Adicionalmente, foi informado ao Comitê Gestor o remanejamento realizado pela ANCINE, a partir de seu próprio orçamento, do correspondente a aproximadamente R$ 7,8 milhões para cobertura de despesas operacionais e contraídas junto aos agentes financeiros sem certificação orçamentária.

Outro destaque da Reunião,  foi a atualização sobre a arrecadação anual da principal fonte de receita do FSA, a Contribuição para o Desenvolvimento da Indústria Cinematográfica Nacional (CONDECINE), que apresentou queda em 2020, conforme aponta o gráfico a seguir: 

Na mesma reunião foram apresentados os saldos disponíveis para novas ações do FSA, destacando-se o saldo dos recursos de investimentos, estimados em R$ 448,9 milhões. A propósito do saldo informado, a ANCINE esclareceu que R$ 357,3 milhões ingressaram ao final de 2020, em decorrência do recolhimento dos rendimentos depositados nos agentes financeiros do FSA.

Na última sexta-feira, 14 de maio, a ANCINE publicou notícia que atualiza a situação orçamentária financeira e operacional do FSA. 

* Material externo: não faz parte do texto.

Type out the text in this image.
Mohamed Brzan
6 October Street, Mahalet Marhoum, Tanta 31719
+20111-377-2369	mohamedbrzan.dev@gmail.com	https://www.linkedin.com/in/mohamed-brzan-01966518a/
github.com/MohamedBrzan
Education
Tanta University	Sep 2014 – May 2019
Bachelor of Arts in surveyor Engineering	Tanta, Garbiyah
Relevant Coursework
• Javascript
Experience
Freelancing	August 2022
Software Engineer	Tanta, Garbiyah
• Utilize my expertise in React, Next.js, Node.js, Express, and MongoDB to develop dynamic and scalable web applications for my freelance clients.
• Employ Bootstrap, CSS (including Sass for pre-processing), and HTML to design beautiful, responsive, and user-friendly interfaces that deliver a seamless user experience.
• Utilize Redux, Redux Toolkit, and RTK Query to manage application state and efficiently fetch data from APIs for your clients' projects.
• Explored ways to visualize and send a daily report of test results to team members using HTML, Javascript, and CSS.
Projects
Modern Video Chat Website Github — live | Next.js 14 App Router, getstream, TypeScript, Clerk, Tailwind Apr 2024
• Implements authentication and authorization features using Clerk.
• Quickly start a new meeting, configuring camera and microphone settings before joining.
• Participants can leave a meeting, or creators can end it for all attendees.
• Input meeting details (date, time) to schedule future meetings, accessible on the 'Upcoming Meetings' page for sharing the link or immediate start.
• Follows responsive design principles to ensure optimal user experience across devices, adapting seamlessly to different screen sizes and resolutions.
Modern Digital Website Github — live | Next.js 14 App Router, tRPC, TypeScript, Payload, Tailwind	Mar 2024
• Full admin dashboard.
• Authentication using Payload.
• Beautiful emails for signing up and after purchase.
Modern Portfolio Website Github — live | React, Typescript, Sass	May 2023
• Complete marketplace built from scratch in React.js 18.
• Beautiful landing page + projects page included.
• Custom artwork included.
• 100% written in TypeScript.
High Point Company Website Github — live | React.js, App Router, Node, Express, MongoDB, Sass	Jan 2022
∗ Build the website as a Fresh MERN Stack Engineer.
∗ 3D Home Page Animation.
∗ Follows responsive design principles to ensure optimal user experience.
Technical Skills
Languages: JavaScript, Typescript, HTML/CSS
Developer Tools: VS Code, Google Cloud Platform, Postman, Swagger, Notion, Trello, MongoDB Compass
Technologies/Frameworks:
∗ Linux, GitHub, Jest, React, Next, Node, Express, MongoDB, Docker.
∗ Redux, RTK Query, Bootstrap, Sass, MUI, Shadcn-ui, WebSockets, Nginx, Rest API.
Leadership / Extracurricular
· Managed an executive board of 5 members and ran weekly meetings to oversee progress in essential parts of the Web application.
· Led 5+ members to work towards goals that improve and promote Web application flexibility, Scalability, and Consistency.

Conclusões do TCU confirmam acerto das medidas adotadas

Os membros do Comitê Gestor foram informados que a equipe técnica do TCU, em relatório sobre a governança do FSA, concluiu que as medidas de ajuste se fizeram necessárias uma vez que o Fundo não dispunha de recursos financeiros para investir em todos os projetos então selecionados e pendentes de contratação. O reforço financeiro para o FSA, ainda em 2020, garantiu o pagamento dos compromissos assumidos, incluindo a remuneração dos agentes prestadores de serviço, e a reunião de condições para o lançamento de novas chamadas públicas.

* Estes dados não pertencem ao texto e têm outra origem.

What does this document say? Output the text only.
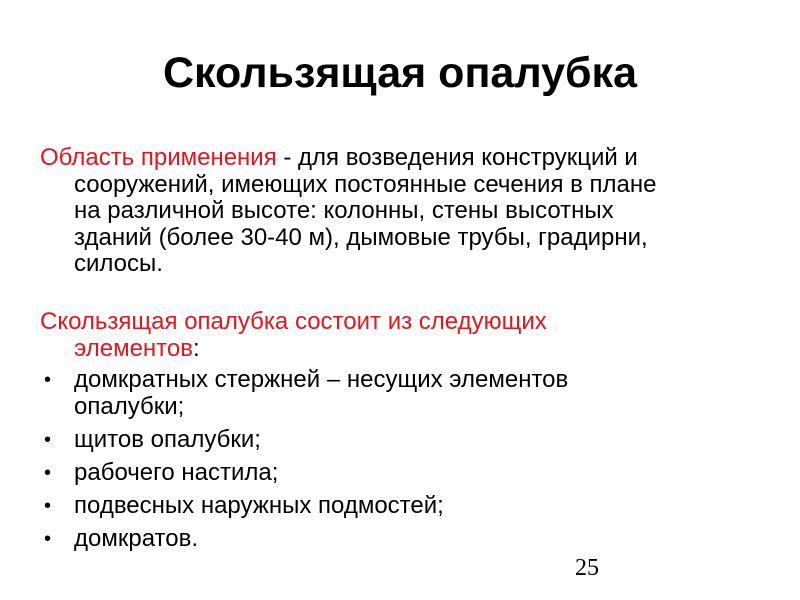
Скользящая опалубка

Область применения - для возведения конструкций и
сооружений, имеющих постоянные сечения в плане
на различной высоте: колонны, стены высотных
зданий (более 30-40 м), дымовые трубы, градирни,
силосы.

Скользящая опалубка состоит из следующих
элементов:

• домкратных стержней – несущих элементов
опалубки;
• щитов опалубки;
• рабочего настила;
• подвесных наружных подмостей;
• домкратов.
25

Nesse sentido, o gráfico abaixo demonstra a tendência de déficit financeiro caso as medidas de saneamento não fossem tomadas:

Por outro lado, o gráfico abaixo indica a recuperação da capacidade de financiamento do FSA a partir dos ajustes realizados em agosto de 2020:

Recomendações preliminares são incorporadas entre as diretrizes para novas ações

Ao final da reunião, um conjunto de recomendações preliminares realizadas pelo TCU foi informado ao Comitê Gestor, entre elas: limitar o valor das chamadas lançadas à efetiva disponibilidade financeira; estabelecer objetivos e diretrizes estratégicos para a política, que sejam gerais e estáveis; estabelecer metas de desempenho para os Programas, alinhadas aos objetivos estratégicos; além da adoção de rotinas que assegurem o encontro regular do Comitê Gestor.

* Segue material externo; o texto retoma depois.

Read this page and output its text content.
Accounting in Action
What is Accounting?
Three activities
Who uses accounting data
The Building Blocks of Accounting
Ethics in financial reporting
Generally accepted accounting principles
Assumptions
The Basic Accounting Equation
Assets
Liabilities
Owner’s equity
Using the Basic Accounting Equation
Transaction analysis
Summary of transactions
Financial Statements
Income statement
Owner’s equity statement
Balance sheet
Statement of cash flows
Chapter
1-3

Em adição às recomendações do TCU, o Comitê Gestor do FSA aprovou as seguintes diretrizes para o lançamento das próximas linhas de ação, conforme anunciado pela Secretaria Especial da Cultura: considerar a capacidade operacional da ANCINE e da Secretaria Especial da Cultura; a situação da pandemia de COVID-19; as necessidades do setor para a retomada da economia audiovisual; a garantia ao desenvolvimento regional; e a participação de representantes do setor.